Le chef d’Etat ukrainien a affirmé, mercredi 24 juin, que ces antennes avaient été désactivées : « D’après les informations que j’ai reçues, l’équipement a cessé de fonctionner sur le territoire biélorusse le 22 juin. S’il a été démantelé ou non, je l’ignore encore. Le fait est que, depuis aujourd’hui, l’équipement n’est plus en état de marche. »
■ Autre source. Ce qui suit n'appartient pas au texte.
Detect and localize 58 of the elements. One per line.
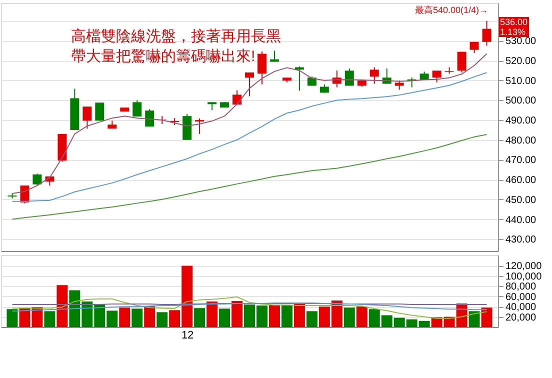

Selon lui, les services de renseignement connaissent l’emplacement de quatre de ces installations, situées dans les régions biélorusses de Brest et de Gomel. Difficile, à ce stade, de savoir si Minsk renoncera à les réutiliser, mais « personne en Ukraine ne souhaite un conflit direct avec la Biélorussie », rappelle l’ancien et dernier ambassadeur ukrainien à Minsk, Ihor Kyzym (2017-2023).